Risk Factors for GI Adverse Events in a Phase III Randomized Trial of Bevacizumab in First-Line Therapy of Advanced Ovarian Cancer: A Gynecologic Oncology Group Study

Abstract

Purpose To evaluate risk factors for GI adverse events (AEs) within a phase III trial of bevacizumab in first-line ovarian cancer therapy. Patients and Methods Women with previously untreated advanced disease after surgery were randomly allocated to six cycles of platinum-taxane chemotherapy plus placebo cycles (C)2 to C22 (R1); chemotherapy plus bevacizumab C2 to C6 plus placebo C7 to C22 (R2); or chemotherapy plus bevacizumab C2 to C22 (R3). Patients were evaluated for history or on-study development of potential risk factors for GI AEs defined as grade ≥ 2 perforation, fistula, necrosis, or hemorrhage. Results Of 1,873 patients enrolled, 1,759 (94%) were evaluable, and 2.8% (50 of 1,759) experienced a GI AE: 10 of 587 (1.7%, R1), 20 of 587 (3.4%, R2), and 20 of 585 (3.4%, R3).

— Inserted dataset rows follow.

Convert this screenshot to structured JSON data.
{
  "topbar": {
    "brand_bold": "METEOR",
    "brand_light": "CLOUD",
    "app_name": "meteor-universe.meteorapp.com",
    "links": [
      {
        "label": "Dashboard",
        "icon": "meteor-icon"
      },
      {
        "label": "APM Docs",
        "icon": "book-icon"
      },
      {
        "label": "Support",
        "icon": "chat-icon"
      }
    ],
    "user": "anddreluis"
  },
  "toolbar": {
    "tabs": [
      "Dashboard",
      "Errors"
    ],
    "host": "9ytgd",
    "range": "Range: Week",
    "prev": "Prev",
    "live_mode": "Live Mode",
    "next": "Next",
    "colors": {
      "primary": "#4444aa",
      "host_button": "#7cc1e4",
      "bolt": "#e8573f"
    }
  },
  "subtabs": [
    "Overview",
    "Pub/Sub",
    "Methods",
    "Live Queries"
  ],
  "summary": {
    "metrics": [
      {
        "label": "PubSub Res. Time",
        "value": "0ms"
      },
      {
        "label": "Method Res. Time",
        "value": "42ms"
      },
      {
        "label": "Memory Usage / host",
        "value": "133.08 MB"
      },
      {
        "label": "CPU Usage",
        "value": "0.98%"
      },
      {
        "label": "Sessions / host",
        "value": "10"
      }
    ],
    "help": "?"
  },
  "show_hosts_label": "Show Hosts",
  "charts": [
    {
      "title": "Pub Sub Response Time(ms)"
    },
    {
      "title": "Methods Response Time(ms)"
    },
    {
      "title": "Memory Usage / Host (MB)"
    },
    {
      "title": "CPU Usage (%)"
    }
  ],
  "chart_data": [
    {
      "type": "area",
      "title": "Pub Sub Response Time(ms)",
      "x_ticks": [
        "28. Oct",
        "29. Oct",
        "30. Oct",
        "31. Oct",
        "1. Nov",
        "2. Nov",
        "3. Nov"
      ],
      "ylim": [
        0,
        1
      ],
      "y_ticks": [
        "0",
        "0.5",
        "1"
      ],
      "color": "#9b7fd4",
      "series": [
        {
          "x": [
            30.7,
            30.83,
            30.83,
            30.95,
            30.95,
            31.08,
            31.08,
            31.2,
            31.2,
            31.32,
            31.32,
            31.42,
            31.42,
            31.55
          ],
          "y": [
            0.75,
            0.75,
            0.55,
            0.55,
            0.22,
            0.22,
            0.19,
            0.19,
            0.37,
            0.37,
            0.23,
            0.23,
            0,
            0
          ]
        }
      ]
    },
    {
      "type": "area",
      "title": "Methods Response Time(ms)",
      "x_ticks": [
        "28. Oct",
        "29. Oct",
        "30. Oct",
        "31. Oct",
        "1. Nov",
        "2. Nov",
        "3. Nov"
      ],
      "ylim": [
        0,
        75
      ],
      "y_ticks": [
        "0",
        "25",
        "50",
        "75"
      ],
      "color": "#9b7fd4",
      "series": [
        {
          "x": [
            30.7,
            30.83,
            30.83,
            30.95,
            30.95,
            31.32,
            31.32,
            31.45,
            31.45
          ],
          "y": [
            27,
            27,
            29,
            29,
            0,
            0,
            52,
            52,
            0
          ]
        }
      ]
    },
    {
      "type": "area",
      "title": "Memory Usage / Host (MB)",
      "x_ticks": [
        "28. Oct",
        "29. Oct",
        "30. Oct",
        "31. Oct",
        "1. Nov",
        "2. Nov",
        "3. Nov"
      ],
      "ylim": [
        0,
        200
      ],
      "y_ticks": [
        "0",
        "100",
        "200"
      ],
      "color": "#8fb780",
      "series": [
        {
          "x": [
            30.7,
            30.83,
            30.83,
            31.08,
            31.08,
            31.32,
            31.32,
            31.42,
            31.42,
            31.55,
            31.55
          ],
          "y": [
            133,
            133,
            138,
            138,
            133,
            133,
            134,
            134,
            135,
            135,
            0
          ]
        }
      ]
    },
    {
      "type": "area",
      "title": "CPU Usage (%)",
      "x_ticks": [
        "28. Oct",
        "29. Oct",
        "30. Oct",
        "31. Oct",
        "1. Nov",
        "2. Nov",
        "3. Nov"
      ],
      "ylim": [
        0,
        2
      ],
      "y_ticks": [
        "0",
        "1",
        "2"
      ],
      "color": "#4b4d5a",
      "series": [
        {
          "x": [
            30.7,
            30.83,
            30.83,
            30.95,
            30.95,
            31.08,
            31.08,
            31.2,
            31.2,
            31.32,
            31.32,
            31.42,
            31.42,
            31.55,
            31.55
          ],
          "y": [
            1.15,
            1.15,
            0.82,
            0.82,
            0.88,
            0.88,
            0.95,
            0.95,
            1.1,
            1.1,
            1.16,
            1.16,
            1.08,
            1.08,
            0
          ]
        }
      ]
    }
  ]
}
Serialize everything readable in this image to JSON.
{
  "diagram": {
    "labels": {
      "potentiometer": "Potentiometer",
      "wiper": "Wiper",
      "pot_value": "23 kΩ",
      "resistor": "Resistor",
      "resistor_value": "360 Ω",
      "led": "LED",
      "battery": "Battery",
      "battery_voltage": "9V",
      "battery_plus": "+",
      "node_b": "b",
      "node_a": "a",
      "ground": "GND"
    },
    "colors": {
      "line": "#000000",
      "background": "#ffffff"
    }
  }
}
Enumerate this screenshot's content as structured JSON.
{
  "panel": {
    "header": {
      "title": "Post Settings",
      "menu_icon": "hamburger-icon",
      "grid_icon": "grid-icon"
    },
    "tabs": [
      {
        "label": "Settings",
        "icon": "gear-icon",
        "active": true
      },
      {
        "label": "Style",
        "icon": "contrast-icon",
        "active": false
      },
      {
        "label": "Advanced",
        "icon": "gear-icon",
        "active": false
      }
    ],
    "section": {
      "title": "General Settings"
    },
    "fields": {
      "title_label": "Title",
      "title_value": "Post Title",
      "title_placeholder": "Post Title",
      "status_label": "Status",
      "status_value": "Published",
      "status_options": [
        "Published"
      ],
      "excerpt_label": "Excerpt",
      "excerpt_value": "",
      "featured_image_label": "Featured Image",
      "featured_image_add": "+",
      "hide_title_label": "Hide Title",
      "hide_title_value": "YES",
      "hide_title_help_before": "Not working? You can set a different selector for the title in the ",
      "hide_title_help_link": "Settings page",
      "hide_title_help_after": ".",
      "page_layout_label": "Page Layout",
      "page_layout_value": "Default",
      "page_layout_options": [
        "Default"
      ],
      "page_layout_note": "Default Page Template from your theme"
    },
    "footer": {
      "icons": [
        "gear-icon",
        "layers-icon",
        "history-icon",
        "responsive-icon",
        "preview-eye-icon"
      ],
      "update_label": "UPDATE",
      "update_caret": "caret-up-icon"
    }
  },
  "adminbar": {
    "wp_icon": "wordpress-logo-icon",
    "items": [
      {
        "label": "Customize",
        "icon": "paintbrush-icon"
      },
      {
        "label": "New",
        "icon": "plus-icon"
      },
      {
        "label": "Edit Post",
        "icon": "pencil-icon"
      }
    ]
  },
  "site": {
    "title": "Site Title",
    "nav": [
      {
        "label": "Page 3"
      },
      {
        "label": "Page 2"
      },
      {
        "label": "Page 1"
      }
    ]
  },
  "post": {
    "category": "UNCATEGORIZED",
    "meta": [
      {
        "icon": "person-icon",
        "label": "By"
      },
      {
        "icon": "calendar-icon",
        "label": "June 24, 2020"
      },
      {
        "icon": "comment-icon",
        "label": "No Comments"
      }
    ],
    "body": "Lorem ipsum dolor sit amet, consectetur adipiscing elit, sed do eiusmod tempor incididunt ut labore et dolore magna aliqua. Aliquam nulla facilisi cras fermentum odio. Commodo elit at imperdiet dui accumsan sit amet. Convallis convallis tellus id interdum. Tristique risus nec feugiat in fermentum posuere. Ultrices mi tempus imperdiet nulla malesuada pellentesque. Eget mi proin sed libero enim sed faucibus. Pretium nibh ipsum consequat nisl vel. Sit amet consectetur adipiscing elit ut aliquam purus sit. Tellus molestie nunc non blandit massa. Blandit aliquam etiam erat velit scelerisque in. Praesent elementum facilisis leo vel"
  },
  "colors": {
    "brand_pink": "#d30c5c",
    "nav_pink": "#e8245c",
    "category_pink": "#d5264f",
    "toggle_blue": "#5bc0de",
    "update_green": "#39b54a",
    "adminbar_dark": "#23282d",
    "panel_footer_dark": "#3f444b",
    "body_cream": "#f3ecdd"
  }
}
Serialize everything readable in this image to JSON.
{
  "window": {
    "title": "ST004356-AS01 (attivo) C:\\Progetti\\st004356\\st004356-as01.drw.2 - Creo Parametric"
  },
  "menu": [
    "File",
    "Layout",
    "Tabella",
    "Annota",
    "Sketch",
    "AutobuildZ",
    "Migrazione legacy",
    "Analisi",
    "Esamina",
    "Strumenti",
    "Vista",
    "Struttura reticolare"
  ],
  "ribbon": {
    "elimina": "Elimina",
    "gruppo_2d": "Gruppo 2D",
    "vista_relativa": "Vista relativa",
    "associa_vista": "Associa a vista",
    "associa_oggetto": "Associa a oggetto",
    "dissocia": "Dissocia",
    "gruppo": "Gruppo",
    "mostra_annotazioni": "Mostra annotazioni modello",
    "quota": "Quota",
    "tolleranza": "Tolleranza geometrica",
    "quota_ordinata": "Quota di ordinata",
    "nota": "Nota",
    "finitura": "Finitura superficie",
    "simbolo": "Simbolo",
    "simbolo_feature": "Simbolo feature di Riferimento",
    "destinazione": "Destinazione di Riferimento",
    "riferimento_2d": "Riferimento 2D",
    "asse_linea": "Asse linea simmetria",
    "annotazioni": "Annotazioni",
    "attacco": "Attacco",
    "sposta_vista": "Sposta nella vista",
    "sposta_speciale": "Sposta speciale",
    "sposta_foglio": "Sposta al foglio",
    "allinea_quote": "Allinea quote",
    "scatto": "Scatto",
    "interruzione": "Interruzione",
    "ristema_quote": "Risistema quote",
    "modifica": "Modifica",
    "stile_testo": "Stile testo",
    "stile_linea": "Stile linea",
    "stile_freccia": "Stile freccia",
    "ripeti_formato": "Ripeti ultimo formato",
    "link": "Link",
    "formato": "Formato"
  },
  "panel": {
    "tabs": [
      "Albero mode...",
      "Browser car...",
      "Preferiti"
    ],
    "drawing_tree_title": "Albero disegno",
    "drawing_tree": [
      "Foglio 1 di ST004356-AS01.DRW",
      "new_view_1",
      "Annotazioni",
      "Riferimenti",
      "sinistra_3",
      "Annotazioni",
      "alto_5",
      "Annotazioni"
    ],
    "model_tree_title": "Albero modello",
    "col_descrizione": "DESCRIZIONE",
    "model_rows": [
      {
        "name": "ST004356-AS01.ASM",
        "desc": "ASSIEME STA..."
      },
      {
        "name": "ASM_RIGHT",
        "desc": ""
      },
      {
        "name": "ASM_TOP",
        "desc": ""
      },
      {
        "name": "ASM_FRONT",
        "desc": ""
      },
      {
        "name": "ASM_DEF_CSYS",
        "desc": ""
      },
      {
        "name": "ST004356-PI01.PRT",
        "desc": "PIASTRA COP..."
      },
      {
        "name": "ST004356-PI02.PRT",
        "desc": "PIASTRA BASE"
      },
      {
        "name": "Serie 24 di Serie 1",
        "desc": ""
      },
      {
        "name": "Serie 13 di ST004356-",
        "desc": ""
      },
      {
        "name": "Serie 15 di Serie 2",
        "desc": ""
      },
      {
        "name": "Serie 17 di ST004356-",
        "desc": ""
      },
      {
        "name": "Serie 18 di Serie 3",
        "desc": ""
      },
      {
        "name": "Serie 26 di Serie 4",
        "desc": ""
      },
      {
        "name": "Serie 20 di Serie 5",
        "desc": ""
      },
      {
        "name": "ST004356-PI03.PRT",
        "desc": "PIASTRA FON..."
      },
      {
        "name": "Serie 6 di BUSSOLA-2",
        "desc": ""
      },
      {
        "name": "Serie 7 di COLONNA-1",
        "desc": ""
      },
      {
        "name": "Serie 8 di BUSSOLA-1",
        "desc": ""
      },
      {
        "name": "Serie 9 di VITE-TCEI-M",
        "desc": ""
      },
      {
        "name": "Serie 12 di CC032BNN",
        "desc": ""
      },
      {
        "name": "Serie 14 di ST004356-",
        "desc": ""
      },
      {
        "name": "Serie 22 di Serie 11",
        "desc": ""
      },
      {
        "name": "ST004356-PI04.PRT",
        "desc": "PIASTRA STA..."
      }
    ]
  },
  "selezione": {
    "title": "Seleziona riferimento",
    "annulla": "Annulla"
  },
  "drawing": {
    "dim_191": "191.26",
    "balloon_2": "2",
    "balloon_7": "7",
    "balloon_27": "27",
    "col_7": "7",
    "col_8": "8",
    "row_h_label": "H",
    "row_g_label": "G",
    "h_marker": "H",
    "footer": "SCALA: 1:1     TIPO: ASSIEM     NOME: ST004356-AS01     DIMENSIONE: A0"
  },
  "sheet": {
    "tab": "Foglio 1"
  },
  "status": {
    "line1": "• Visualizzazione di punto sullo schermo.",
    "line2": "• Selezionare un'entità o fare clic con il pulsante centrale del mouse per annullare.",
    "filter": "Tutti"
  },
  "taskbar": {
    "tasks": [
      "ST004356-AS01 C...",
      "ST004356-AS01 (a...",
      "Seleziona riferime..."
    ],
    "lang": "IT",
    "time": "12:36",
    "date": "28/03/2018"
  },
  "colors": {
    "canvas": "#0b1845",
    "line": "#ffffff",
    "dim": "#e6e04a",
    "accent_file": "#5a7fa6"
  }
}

Univariable analyses indicated that previous treatment of inflammatory bowel disease (IBD; P = .005) and small bowel resection (SBR; P = .032) or large bowel resection (LBR; P = .012) at primary surgery were significantly associated with a GI AE. The multivariable estimated relative odds of a GI AE were 13.4 (95% CI, 3.44 to 52.3; P < .001) for IBD; 2.05 (95% CI, 1.09 to 3.88; P = .026) for LBR; 1.95 (95% CI, 0.894 to 4.25; P = .093) for SBR; and 2.15 for bevacizumab exposure (aggregated 95% CI, 1.05 to 4.40; P = .036). Conclusion History of treatment for IBD, and bowel resection at primary surgery, increase the odds of GI AEs in patients receiving first-line platinum-taxane chemotherapy for advanced ovarian cancer. After accounting for these risk factors, concurrent bevacizumab doubles the odds of a GI AE, but is not appreciably increased by continuation beyond chemotherapy.